We have seen Peter Goldsworthy’s work on stage in brisk succession recently. First, with his own adaptation of Maestro (in collaboration with Anna Goldsworthy) and now with Melbourne company, Two Blue Cherries’ version of Three Dog Night. As the more than quarter of a million readers who bought the book will attest, Maestro is a reflective study of callow youth and regretful old age set against a backdrop of 1940s wartime Europe and Darwin in the 1970s. In their production for State Theatre, the Goldsworthys  and director Martin Laud Gray – perhaps to recapture the gusto of their earlier comedy of ideas, Honk if You are Jesus – broadened the work, both in style and story, with only limited success. Heading in the opposite direction in Three Dog Night, adaptor and actor, Petra Kalive has narrowed and sharpened a larger cast of characters to an essential ménage of three.

Like all of Goldsworthy’s writing, which is well-suited, not only to the stage, but (eventually we hope) film as well, Three Dog Night is brim with incident and cultural and ethical challenge as old friends Martin and Felix reunite in the Adelaide Hills to find that one has a new English bride and the other only weeks to live. Old rivalries are re-enacted and new revelations unfold as Felix describes a surgeon’s journey in to Central Desert country where indigenous rites of passage lead to those of retribution and mortal wounding. As for Martin, his young wife becomes a trophy in another kind of test – of marital right and emotional wrong. Under director, Andrew Gray the actors fare well – Tim Spitz as the bewildered Martin, Phillip McInnes as the wild and woolly Felix, and Petra Kalive as Lucy – and the production has a rough, engaging  energy as a result. But it is Petra Kalive’s adaptation which is the real strength here – sharp in its edits, and brisk in its dramatic structure and redemptive conclusion.

There are all kinds of unwritten rules about musicals. They need to be hummable, they should either make us Feel Good or Feel (pleasantly) Sad. They are exotic and fanciful – with historical, or fantastical, locations. They are about cats and witches, revolutions and phantoms, drag queens in the desert, or Abba eisteddfods on Mykonos. Matthew Robinson’s excellent new work, Metro Street, is none of these. It is about fractured and fractious families and terminal illness – not the belle dame consumption of Puccini and Verdi, but angry chemotherapy in outer suburban Melbourne.

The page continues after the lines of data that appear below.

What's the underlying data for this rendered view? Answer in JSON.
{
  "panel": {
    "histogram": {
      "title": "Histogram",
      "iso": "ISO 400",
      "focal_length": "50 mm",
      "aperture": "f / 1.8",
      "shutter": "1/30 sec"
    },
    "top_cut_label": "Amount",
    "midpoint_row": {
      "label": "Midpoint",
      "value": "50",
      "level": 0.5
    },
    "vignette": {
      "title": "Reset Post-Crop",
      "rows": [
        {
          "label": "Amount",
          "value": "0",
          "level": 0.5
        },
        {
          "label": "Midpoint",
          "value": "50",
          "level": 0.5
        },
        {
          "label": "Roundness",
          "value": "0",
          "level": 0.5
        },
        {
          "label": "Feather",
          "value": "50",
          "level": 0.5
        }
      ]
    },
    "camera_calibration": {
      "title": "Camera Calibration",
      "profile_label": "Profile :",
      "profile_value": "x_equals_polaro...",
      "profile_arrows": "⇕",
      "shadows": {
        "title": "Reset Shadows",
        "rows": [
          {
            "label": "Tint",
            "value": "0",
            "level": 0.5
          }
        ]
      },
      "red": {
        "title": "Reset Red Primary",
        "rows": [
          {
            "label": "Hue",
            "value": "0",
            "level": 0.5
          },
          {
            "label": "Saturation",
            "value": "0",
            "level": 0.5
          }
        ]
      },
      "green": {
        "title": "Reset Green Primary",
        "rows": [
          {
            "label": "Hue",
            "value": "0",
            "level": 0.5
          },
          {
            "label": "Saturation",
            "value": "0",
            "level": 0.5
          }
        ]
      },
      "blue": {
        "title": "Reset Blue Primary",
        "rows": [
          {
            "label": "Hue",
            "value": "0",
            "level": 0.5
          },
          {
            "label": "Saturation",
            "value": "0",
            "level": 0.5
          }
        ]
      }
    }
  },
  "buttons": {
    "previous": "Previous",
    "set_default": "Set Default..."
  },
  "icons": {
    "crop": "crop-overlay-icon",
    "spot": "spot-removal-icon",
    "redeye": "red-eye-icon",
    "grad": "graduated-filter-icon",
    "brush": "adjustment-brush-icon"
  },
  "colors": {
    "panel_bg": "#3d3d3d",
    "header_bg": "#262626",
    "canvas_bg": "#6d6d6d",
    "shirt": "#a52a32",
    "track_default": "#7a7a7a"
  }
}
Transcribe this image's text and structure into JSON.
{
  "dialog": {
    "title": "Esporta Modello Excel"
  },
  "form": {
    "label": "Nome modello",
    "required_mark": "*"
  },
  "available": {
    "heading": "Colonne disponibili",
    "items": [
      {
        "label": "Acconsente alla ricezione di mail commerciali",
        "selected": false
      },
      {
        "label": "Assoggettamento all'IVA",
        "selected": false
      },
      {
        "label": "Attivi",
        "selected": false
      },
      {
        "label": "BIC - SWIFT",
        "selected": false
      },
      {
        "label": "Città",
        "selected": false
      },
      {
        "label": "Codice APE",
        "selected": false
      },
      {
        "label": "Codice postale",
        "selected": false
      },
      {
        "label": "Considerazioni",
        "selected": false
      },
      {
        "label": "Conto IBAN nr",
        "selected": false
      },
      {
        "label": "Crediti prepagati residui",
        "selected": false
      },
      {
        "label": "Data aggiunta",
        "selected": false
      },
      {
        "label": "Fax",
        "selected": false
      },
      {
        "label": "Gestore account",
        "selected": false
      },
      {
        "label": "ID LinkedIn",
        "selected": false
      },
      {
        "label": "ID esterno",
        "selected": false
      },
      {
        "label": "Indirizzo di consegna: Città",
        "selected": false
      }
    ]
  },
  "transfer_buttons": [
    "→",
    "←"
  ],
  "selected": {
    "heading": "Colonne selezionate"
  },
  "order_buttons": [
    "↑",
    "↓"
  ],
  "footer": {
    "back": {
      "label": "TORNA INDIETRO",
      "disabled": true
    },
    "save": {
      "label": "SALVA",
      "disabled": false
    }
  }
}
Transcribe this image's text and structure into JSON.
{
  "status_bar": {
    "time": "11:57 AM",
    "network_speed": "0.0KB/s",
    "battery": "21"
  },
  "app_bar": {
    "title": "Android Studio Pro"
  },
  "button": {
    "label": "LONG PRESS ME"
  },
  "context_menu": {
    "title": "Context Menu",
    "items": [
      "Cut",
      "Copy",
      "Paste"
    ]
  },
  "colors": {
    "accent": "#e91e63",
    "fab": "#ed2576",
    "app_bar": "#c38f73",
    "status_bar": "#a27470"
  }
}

Director Geordie Brookman has taken Robinson’s realist, you might say middlebrow,  musical and, with an often outstanding cast, presented a convincing portrait of a mother and son, Sue and Chris (Debra Byrne and Cameron Goodall) and his grandmother Jo (a spritzy Nancye Hayes). Life for Chris and girlfriend Amy (Jude Henshall) is all possibilities until the news of Sue’s cancer breaks. Then, the  repercussions are hard and sometimes people behave badly. Cameron Goodall’s Chris, like his Hamlet, is a fatherless boy all but defeated by circumstance. His mother is raging at her dying light – powerfully evident in Debra Byrne’s chilling solo, Dignity. Steadfastness is the theme and it is Jo and Amy’s neighbour Kerry (Verity Hunt-Ballard) who provide the oomph that the others need.

With strong support from Musical Director, Matthew Carey and his band, yet more inventive lighting from Geoff Cobham, and an imposing set from Victoria Lamb, Geordie Brookman has balanced the accessible melodic score with the show’s considerable dramatic ambitions. Metro Street takes us on more than a musical stroll and, in their precision and detail, these fine performances show there is more to the heart than just its strings.

The Adelaide Review, No.351, May 2009, p.25.